On March 27, the commission said a company applying for IPO can choose the listing destination of Shanghai or Shenzhen by itself.
On April 10, a plan to allow cross-border stock trading between the Hong Kong and Shanghai stock markets was presented, the China Securities Regulatory Commission said in a statement with the Securities and Futures Commission of Hong Kong.
On November 17, the Shanghai-Hong Kong Stock Connect program began.
On November 28, CSRC said the draft of a registration-based IPO system had been completed and would be reported to the State Council by the end of November.
By December 25, there had been 653 companies waiting for being approved by CSRC for IPO, of which 38 had finished almost all procedures. There were 125 companies had IPOs in Chinese A-share market financing 66.9 billion yuan, of which 43 companies went to Shanghai Stock Exchange and 82 got listed in Shenzhen Stock Exchange.
What they say
Hong Ho, managing director and chief strategist at BOCOM International Holdings Co Ltd
The last few months of 2014 witnessed the return of large-cap stocks. Next year will be a continuation of 2014, and the market will likely confound skeptics.
Terence Ho, Ernst & Young's IPO leader for greater China
This year has been one of recovery for many blue-chip, undervalued A-share stocks. With an expectation of the loosening of government policy, including monetary policy, I am optimistic about IPO activity in 2015, which will be underpinned by a strong capital market performance.
Chen Li, chief China equity strategist, UBS Securities
In 2014, investors began to regain confidence in the stock market while losing interest in economic growth. In 2015, we expect a bull run for large-cap issues but a bear market for small-caps.

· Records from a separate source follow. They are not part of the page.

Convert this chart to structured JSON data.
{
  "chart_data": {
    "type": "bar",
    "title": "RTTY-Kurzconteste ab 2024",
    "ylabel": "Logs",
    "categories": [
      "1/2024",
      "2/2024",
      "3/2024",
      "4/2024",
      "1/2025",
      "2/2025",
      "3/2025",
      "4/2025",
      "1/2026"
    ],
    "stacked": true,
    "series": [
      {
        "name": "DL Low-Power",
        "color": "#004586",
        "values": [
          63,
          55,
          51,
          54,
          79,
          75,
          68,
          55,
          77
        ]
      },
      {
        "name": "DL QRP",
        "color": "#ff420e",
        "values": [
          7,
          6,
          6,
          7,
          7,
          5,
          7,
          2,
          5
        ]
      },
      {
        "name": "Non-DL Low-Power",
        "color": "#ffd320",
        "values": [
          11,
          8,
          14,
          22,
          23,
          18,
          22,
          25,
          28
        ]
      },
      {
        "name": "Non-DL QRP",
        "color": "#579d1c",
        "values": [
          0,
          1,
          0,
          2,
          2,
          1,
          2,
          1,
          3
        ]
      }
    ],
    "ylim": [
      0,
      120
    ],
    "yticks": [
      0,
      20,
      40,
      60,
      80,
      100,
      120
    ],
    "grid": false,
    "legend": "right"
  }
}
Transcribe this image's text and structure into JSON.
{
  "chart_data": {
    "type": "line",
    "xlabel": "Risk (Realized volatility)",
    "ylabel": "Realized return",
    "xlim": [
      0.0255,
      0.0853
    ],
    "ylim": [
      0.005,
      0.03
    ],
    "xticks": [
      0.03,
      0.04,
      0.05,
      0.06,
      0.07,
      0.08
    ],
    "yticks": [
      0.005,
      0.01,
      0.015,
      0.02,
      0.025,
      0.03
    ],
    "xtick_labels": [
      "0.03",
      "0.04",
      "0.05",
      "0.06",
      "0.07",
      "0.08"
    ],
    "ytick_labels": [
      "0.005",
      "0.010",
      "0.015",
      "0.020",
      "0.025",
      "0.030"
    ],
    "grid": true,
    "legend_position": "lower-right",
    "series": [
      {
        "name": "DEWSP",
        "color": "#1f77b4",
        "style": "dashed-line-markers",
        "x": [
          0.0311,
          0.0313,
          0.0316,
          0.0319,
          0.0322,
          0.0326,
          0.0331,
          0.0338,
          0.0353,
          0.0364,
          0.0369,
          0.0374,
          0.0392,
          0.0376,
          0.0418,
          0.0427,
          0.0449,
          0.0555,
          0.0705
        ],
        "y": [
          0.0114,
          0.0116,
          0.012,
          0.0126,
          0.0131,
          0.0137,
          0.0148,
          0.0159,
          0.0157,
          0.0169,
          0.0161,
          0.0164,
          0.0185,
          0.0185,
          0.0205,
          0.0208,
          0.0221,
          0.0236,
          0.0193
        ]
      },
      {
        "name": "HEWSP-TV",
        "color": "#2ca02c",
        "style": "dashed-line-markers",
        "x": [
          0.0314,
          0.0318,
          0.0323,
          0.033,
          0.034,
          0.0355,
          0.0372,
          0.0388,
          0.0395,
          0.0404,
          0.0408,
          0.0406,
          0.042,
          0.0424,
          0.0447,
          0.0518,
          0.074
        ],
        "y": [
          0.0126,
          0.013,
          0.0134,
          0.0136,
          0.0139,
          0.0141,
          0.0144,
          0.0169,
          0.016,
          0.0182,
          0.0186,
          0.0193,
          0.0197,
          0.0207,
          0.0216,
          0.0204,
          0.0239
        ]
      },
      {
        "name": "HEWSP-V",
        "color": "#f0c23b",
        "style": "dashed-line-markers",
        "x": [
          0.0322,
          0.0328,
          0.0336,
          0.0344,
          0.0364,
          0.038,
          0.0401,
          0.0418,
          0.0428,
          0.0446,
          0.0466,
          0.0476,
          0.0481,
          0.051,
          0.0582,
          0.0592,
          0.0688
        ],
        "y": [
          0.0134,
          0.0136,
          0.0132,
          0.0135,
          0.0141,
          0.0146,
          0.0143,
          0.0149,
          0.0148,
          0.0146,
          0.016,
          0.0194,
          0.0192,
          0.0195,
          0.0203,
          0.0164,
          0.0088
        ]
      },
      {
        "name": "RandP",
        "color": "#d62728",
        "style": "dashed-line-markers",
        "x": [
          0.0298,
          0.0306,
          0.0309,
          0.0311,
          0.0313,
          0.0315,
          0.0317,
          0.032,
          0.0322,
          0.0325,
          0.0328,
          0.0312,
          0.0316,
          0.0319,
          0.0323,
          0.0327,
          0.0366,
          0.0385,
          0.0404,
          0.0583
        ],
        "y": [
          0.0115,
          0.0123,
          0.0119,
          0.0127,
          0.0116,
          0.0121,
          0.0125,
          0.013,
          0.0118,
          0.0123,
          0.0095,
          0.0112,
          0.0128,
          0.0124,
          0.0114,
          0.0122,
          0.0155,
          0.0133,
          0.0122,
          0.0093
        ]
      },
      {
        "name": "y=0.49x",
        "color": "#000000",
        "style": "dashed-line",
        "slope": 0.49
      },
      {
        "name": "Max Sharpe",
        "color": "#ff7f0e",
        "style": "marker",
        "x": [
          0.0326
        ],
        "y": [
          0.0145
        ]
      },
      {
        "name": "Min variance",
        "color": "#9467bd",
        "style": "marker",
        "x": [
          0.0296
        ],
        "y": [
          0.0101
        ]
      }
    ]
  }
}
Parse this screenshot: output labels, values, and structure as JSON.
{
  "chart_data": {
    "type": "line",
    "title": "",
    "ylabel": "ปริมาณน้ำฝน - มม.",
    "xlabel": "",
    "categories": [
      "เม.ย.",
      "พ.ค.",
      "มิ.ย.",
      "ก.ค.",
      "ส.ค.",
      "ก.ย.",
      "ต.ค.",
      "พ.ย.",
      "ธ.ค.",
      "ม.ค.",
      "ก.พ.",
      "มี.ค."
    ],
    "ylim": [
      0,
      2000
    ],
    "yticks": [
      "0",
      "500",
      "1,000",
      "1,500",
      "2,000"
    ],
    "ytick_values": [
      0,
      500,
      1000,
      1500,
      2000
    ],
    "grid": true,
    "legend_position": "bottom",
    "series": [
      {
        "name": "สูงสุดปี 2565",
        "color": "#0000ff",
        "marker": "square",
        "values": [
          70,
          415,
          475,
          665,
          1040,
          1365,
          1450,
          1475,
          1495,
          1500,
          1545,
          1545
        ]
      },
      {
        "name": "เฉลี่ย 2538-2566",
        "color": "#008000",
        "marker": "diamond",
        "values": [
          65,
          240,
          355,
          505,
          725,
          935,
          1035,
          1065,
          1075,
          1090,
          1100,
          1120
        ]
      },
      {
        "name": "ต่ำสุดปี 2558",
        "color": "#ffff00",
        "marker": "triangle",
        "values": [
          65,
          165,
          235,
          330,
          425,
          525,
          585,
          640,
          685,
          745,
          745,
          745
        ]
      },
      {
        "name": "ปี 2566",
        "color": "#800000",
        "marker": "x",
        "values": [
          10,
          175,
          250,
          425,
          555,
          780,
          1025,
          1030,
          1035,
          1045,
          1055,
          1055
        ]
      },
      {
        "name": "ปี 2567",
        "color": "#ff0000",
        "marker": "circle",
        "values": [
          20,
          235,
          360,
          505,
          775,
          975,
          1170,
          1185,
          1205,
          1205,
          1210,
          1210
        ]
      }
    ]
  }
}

Alain Bokobza, Societe Generale's head of global asset allocation
In 2014, with fears of a hard landing fading and rising anticipation of further policy loosening, the equity market in China outperformed most other major stock markets. Chinese equities are of exceptionally good value, trading at a 10.7 percent risk premium, which is the highest out of the 50 markets we follow. We forecast 35 percent upside potential for China A shares by December 2015 and 14 percent upside potential for 2016.